2. David MZ, Daum RS. Community-Associated Methicillin-Resistant Staphylococcus aureus: Epidemiology and Clinical Consequences of an Emerging Epidemic. Clin Microbiol Rev 2010; 23(3): 616-87.

3. Bulla F, Filippini P. Prosthetic joint infections by multi-drug resistant bacteria, Italy. Infez Med 2010; 18(1): 5-11.

4. Zamzam MM. The role of ultrasound in differentiating septic arthritis from transient synovitis of the hip in children. J Pediatr Orthop B 2006; 15 (6): 418-22.

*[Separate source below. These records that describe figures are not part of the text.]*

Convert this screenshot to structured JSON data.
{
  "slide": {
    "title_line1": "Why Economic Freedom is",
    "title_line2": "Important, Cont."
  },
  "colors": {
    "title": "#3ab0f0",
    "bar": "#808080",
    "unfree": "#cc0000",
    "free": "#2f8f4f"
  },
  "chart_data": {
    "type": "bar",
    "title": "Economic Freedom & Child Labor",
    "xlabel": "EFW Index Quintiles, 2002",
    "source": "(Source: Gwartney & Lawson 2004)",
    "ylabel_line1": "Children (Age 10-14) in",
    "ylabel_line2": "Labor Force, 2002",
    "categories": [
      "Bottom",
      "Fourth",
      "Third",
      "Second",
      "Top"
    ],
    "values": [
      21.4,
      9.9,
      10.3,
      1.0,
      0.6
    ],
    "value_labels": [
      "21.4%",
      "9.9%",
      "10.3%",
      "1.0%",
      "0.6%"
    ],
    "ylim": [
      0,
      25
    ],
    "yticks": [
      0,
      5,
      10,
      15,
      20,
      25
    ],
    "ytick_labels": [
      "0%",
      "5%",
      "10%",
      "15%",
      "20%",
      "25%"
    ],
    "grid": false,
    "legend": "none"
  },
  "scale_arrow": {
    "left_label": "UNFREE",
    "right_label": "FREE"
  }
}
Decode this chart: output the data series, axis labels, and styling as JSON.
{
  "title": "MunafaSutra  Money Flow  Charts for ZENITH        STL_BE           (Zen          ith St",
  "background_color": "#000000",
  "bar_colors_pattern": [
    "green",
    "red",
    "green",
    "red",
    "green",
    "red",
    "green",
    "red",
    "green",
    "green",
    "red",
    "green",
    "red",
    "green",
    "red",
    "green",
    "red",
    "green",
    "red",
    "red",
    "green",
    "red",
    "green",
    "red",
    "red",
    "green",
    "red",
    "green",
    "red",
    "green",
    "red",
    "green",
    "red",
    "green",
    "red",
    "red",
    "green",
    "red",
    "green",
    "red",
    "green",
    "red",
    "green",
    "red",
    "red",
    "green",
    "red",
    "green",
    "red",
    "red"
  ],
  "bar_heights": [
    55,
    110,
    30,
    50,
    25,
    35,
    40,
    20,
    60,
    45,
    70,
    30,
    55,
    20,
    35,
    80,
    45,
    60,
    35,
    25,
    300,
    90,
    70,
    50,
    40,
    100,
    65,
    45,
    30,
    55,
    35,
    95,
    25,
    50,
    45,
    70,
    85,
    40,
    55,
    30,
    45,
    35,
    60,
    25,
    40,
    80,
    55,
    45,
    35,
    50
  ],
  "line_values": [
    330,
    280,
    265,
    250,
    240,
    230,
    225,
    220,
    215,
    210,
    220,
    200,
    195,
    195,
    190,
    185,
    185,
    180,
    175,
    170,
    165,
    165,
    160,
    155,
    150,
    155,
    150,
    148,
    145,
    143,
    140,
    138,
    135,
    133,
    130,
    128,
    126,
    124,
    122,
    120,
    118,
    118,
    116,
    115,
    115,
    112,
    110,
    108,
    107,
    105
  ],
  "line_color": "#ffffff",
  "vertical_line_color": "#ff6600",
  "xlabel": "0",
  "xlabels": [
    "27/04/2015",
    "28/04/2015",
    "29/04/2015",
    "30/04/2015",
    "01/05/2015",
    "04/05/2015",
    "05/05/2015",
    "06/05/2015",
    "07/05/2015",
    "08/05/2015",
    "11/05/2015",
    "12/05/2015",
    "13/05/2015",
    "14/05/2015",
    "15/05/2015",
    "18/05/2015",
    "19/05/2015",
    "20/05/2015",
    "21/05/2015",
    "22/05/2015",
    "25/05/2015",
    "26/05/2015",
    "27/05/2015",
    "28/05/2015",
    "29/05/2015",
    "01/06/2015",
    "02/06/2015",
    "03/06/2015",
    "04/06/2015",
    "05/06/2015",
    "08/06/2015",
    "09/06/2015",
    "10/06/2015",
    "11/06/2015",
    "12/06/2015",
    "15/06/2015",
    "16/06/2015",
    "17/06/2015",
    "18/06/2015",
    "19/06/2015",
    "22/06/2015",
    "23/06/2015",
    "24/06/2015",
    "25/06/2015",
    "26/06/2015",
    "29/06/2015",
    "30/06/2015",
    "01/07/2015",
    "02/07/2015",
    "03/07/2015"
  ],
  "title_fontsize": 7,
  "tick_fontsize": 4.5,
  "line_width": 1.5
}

5. Canale ST, Beaty JH: Campbell's Operative Orthopaedics, 11th ed. 2007 Elsevier, Philadelphia.

6. Nade S: Acute septic arthritis in infancy and childhood, J Bone Joint Surg 1983; 65-B: 234-41.

7. Wise CM, Morris CR, Wasilauskas BL, et al. Gonococcal arthritis in an era of increasing penicillin resistance. Presentations and outcomes in 41 recent cases (1985-1991). Arch Intern Med 1994; 154(23): 2690-5.

8. Coakley G, Mathews C, Field M, et al. BSR & BHPR, BOA, RCGP and BSAC guidelines for management of the hot swollen joint in adults. Rheumatology 2006; 45(8): 1039-41.

9. Goldenberg DL, Cohen AS. Acute infectious arthritis. A review of patients with nongonococcal joint infections (with emphasis on therapy and prognosis). Am J Med 1976; 60(3): 369-77.

10. Naylor PT, Myrvik QN, Webb LS, et al: Adhesion and antibiotic resistance of slime-producing coagulase-negative staphylococcus, Trans Orthop Res Soc 1990; 15: 292.